Last month when Zia Nabavi was still in Ahvaz Clinic, he wrote a letter about how the overall prison experience has changed his perspective on political concepts. In the first section of the letter, he explains how his main concern altered during imprisonment: “If my main preoccupation before my arrest and imprisonment was freedom, my largest concern inside prison is security and safety…once in prison, I found democracy valuable [only] when interpreted and defined as the “rule of law”. Throughout the different stages of my incarceration and interrogations, the most important political question I have pondered is: how can a person be bound to respect limits and boundaries, [to avoid] the infliction of harm on others?

The young education advocacy activist demonstrates how he had to replace a more complicated notion and interpretation of freedom with a more basic concept of the rule of law, once he found himself stripped of his liberty and security: “If before prison my preoccupation with complex aspects of freedom tied me to post-constructionists like Gilles Deleuze and Michel Foucault, the prison experience has made me sympathetic to John Locke and Thomas Hobbs- their main preoccupations were the law and the social contract.”
Zia Nabavi describes his conditions in Karoun prison: “At times I feel like I am living on the brink of what distinguishes a human’s life from an animal’s.”

Zia Nabavi claims that his “biggest talent in social relationships” is his ability to speak the same language as people with differing interests and tastes from him.

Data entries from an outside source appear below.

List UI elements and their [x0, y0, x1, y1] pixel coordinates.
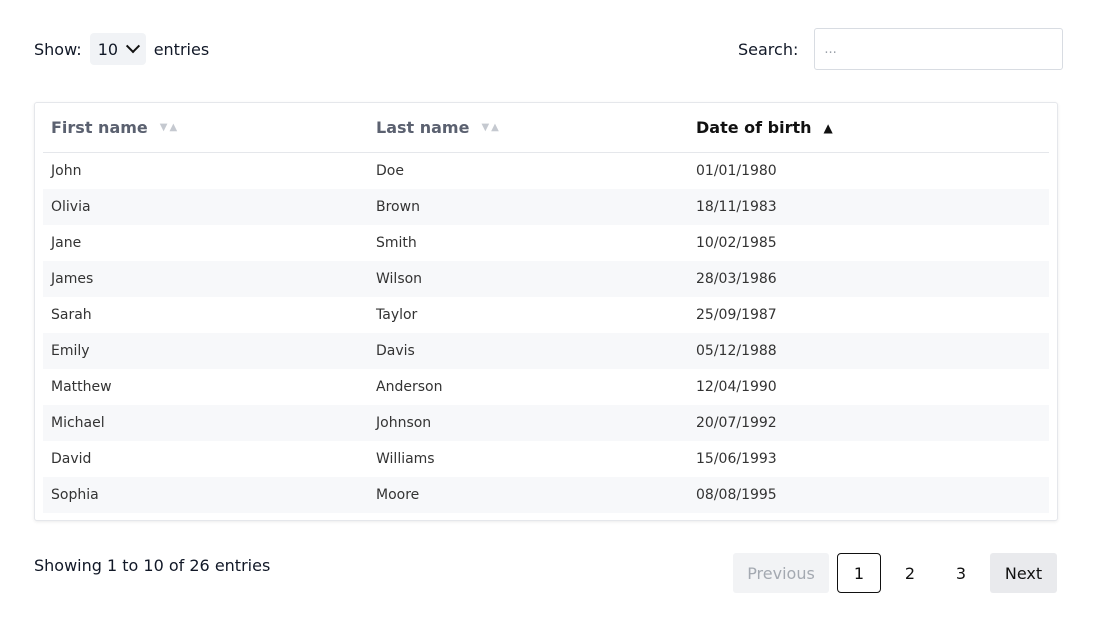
date-of-birth-cell: 05/12/1988	[696, 343, 777, 359]
date-of-birth-cell: 18/11/1983	[696, 199, 777, 215]
sort-icon: ▼▲	[159, 122, 180, 133]
first-name-cell: Sophia	[51, 487, 99, 503]
data-table: First name ▼▲ Last name ▼▲ Date of birth…	[34, 102, 1058, 521]
date-of-birth-cell: 28/03/1986	[696, 271, 777, 287]
first-name-cell: Olivia	[51, 199, 91, 215]
table-body: John Doe 01/01/1980 Olivia Brown 18/11/1983 Ja…	[43, 153, 1049, 513]
column-header-last-name[interactable]: Last name ▼▲	[376, 103, 501, 152]
datatable-page: Show: 10 entries Search: ... First name …	[0, 0, 1103, 626]
next-button[interactable]: Next	[990, 553, 1057, 593]
search-label: Search:	[738, 39, 799, 59]
entries-select-value: 10	[97, 39, 119, 59]
last-name-cell: Taylor	[376, 307, 418, 323]
column-header-first-name[interactable]: First name ▼▲	[51, 103, 179, 152]
table-row: John Doe 01/01/1980	[43, 153, 1049, 189]
date-of-birth-cell: 08/08/1995	[696, 487, 777, 503]
last-name-cell: Davis	[376, 343, 415, 359]
last-name-cell: Moore	[376, 487, 420, 503]
date-of-birth-cell: 20/07/1992	[696, 415, 777, 431]
chevron-down-icon	[125, 39, 140, 54]
page-button-1[interactable]: 1	[837, 553, 881, 593]
entries-length-control: Show: 10 entries	[34, 32, 209, 66]
column-header-label: Date of birth	[696, 118, 812, 137]
table-row: Michael Johnson 20/07/1992	[43, 405, 1049, 441]
first-name-cell: Michael	[51, 415, 105, 431]
last-name-cell: Anderson	[376, 379, 443, 395]
column-header-date-of-birth[interactable]: Date of birth ▲	[696, 103, 835, 152]
search-placeholder: ...	[824, 41, 837, 57]
page-button-2[interactable]: 2	[888, 553, 932, 593]
first-name-cell: Jane	[51, 235, 82, 251]
date-of-birth-cell: 15/06/1993	[696, 451, 777, 467]
show-label: Show:	[34, 39, 82, 59]
table-info: Showing 1 to 10 of 26 entries	[34, 555, 271, 575]
table-row: Sophia Moore 08/08/1995	[43, 477, 1049, 513]
pagination: Previous 1 2 3 Next	[733, 553, 1057, 593]
last-name-cell: Brown	[376, 199, 420, 215]
last-name-cell: Johnson	[376, 415, 432, 431]
table-row: Sarah Taylor 25/09/1987	[43, 297, 1049, 333]
table-row: Matthew Anderson 12/04/1990	[43, 369, 1049, 405]
sort-ascending-icon: ▲	[823, 120, 835, 135]
last-name-cell: Wilson	[376, 271, 423, 287]
search-control: Search: ...	[738, 28, 1064, 70]
first-name-cell: David	[51, 451, 92, 467]
column-header-label: First name	[51, 118, 148, 137]
last-name-cell: Smith	[376, 235, 417, 251]
table-row: David Williams 15/06/1993	[43, 441, 1049, 477]
entries-label: entries	[153, 39, 210, 59]
last-name-cell: Williams	[376, 451, 435, 467]
last-name-cell: Doe	[376, 163, 404, 179]
page-button-3[interactable]: 3	[939, 553, 983, 593]
date-of-birth-cell: 01/01/1980	[696, 163, 777, 179]
first-name-cell: James	[51, 271, 94, 287]
date-of-birth-cell: 25/09/1987	[696, 307, 777, 323]
table-header: First name ▼▲ Last name ▼▲ Date of birth…	[43, 103, 1049, 153]
table-row: Olivia Brown 18/11/1983	[43, 189, 1049, 225]
column-header-label: Last name	[376, 118, 470, 137]
first-name-cell: John	[51, 163, 82, 179]
previous-button[interactable]: Previous	[733, 553, 829, 593]
table-row: Jane Smith 10/02/1985	[43, 225, 1049, 261]
entries-select[interactable]: 10	[89, 33, 146, 65]
first-name-cell: Sarah	[51, 307, 92, 323]
table-row: James Wilson 28/03/1986	[43, 261, 1049, 297]
search-input[interactable]: ...	[814, 28, 1064, 70]
sort-icon: ▼▲	[481, 122, 501, 133]
date-of-birth-cell: 12/04/1990	[696, 379, 777, 395]
table-row: Emily Davis 05/12/1988	[43, 333, 1049, 369]
date-of-birth-cell: 10/02/1985	[696, 235, 777, 251]
first-name-cell: Matthew	[51, 379, 112, 395]
first-name-cell: Emily	[51, 343, 90, 359]
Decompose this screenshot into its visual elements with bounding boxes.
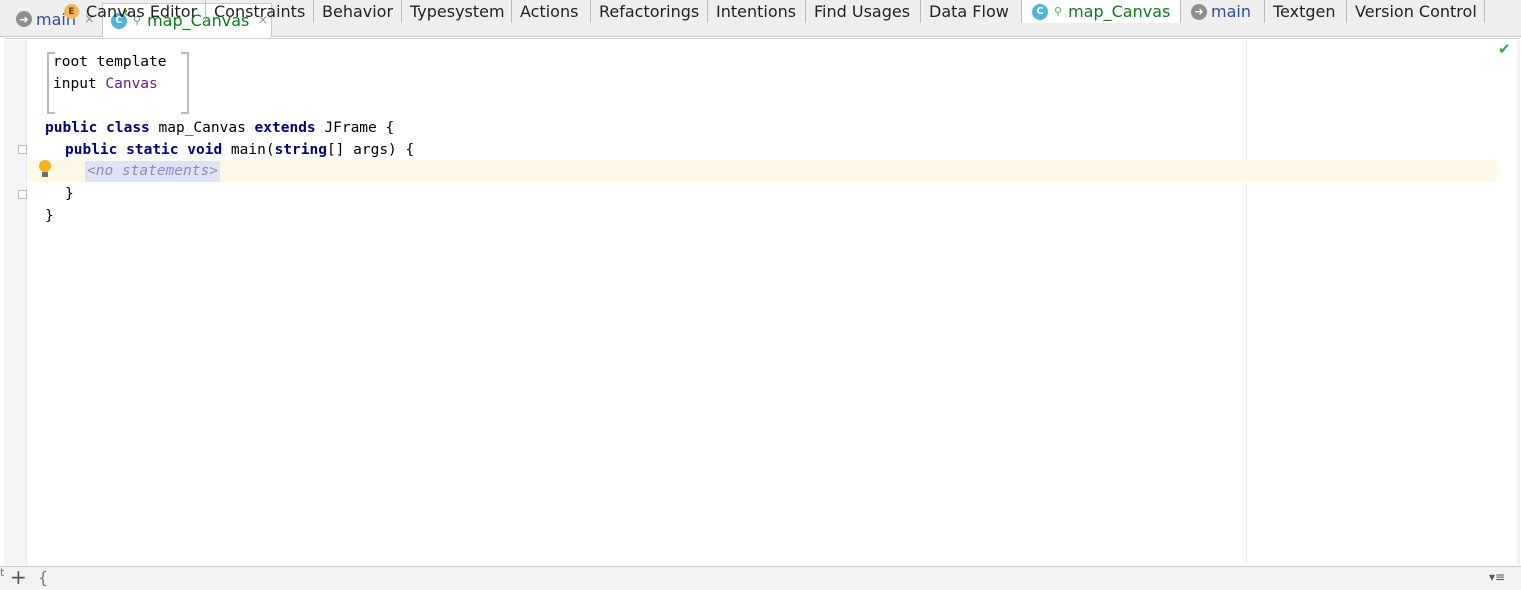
aspect-tab-data-flow[interactable]: Data Flow xyxy=(921,0,1022,23)
aspect-tab-textgen[interactable]: Textgen xyxy=(1265,0,1347,23)
right-margin-guide xyxy=(1246,40,1247,565)
code-line-method-declaration: public static void main(string[] args) { xyxy=(65,142,415,158)
fold-marker-method-end[interactable] xyxy=(18,190,27,199)
canvas-reference: Canvas xyxy=(105,76,158,92)
check-icon[interactable]: ✔ xyxy=(1498,40,1511,58)
fold-marker-method-start[interactable] xyxy=(18,145,27,154)
aspect-tab-version-control[interactable]: Version Control xyxy=(1347,0,1485,23)
aspect-tab-refactorings[interactable]: Refactorings xyxy=(591,0,708,23)
aspect-tab-behavior[interactable]: Behavior xyxy=(314,0,402,23)
link-icon: ⚲ xyxy=(1054,5,1063,18)
caret-row-highlight xyxy=(27,160,1497,182)
aspect-tab-bar xyxy=(0,566,1521,590)
brace-button[interactable]: { xyxy=(38,566,48,589)
add-aspect-button[interactable]: + xyxy=(10,566,27,589)
e-icon: E xyxy=(64,4,79,19)
aspect-tab-typesystem[interactable]: Typesystem xyxy=(402,0,512,23)
arrow-right-icon: ➜ xyxy=(1191,3,1207,20)
scrollbar-track[interactable] xyxy=(1517,40,1520,565)
aspect-tab-map-canvas[interactable]: C ⚲ map_Canvas xyxy=(1022,0,1181,23)
code-line-class-declaration: public class map_Canvas extends JFrame { xyxy=(45,120,395,136)
aspect-tab-constraints[interactable]: Constraints xyxy=(206,0,314,23)
aspect-tab-intentions[interactable]: Intentions xyxy=(708,0,806,23)
left-edge-mark: t xyxy=(0,566,5,579)
more-tabs-icon[interactable]: ▾≡ xyxy=(1489,566,1505,589)
code-line-input: input Canvas xyxy=(53,76,158,92)
aspect-tab-main[interactable]: ➜ main xyxy=(1181,0,1265,23)
code-line-method-close: } xyxy=(65,186,74,202)
aspect-tab-actions[interactable]: Actions xyxy=(512,0,591,23)
aspect-tab-find-usages[interactable]: Find Usages xyxy=(806,0,921,23)
code-line-class-close: } xyxy=(45,208,54,224)
aspect-tab-canvas-editor[interactable]: E Canvas Editor xyxy=(56,0,206,23)
code-line-root-template: root template xyxy=(53,54,167,70)
no-statements-placeholder[interactable]: <no statements> xyxy=(85,161,220,182)
editor-top-divider xyxy=(4,38,1520,39)
lightbulb-icon[interactable] xyxy=(38,160,52,178)
arrow-right-icon: ➜ xyxy=(16,11,32,27)
class-c-icon: C xyxy=(1032,3,1048,20)
editor-gutter[interactable] xyxy=(4,40,27,565)
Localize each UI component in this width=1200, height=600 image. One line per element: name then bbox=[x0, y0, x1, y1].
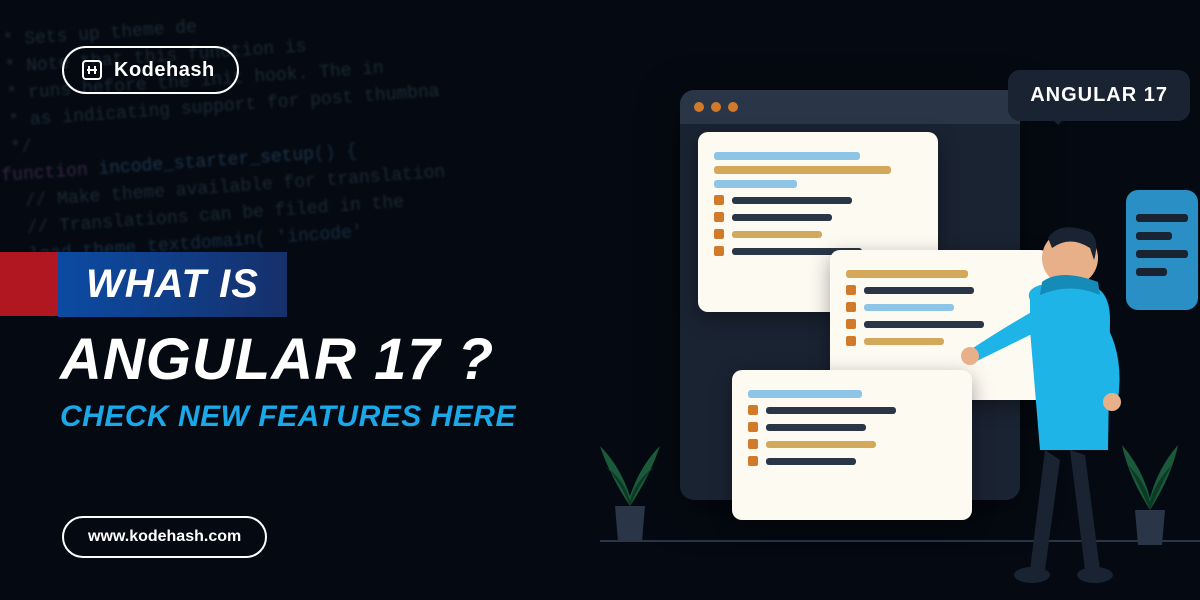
traffic-dot-icon bbox=[728, 102, 738, 112]
headline-main: ANGULAR 17 ? bbox=[60, 326, 494, 393]
code-panel bbox=[732, 370, 972, 520]
plant-icon bbox=[1110, 430, 1190, 550]
speech-bubble: ANGULAR 17 bbox=[1008, 70, 1190, 121]
traffic-dot-icon bbox=[694, 102, 704, 112]
accent-bar bbox=[0, 252, 58, 316]
plant-icon bbox=[590, 426, 670, 546]
website-url: www.kodehash.com bbox=[62, 516, 267, 558]
browser-titlebar bbox=[680, 90, 1020, 124]
logo-icon bbox=[80, 58, 104, 82]
headline-sub: CHECK NEW FEATURES HERE bbox=[60, 400, 516, 434]
headline-badge: WHAT IS bbox=[58, 252, 287, 317]
brand-logo: Kodehash bbox=[62, 46, 239, 94]
traffic-dot-icon bbox=[711, 102, 721, 112]
brand-name: Kodehash bbox=[114, 59, 215, 82]
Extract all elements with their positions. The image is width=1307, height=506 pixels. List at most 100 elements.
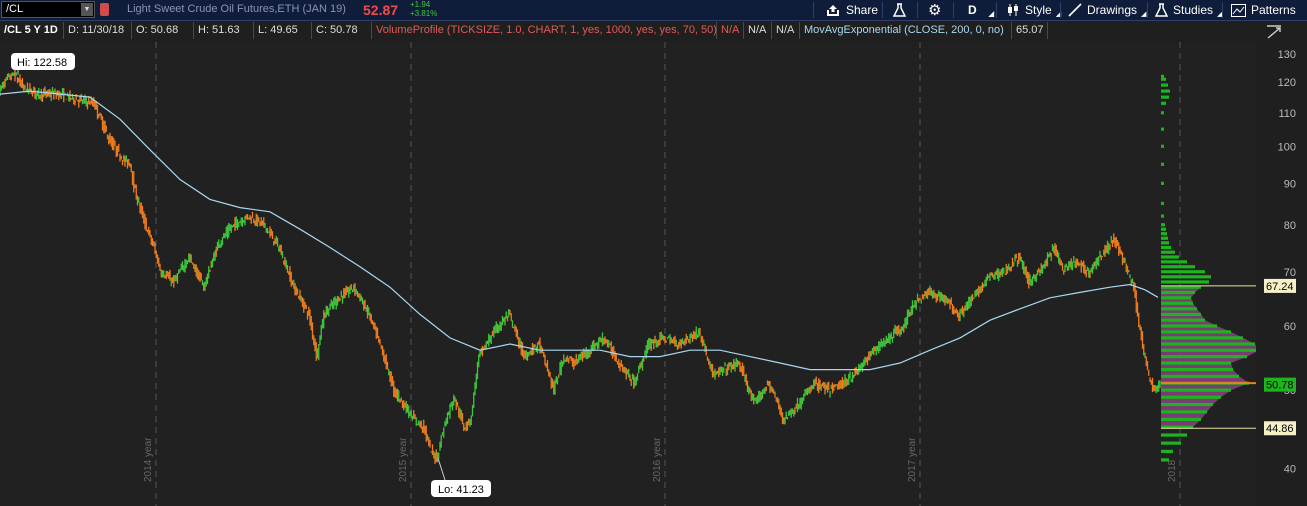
y-tick-label: 130: [1278, 49, 1296, 61]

He says: “…during my student years, I was the connecting point between people who had different, and at times opposing views.” He continues that he discovered the concept of sympathy when he was not allowed to talk or express his views during detention and interrogations. Zia believes that “when two people are involved in a conflict, they should not bring each other down to the subject of the conflict…because [a conflict] situation has the potential of exploding into violence.”

Zia Nabavi then goes on to share his take on the various political and civil activists he met in prison. He concludes with the thought: “I have developed a very critical view toward political dissidents and the opposition in the [Iranian] society…[They] are not bad people…but it does not mean that they can be considered democratic [in their conduct and their views].”
At the end of the first section of his letter Zia Nabavi offers three characteristics he believes that a democratic person must possess:

1- The ability to enter the public domain, and take responsibility to solve the common problems of [the civil society].

2- The ability to commit to critical discussion, and respect and yield to the collective wisdom in the public decision-making processes.

3- The ability to respect the privacy of individuals, and recognize and sympathize with their differences in this area.

In the second part of his letter, Zia Nabavi engages in self-criticism, and offers an analytic critique of the issues he discussed in the first part of his letter.

The full translated text of Zia Nabavi’s letter will be published shortly.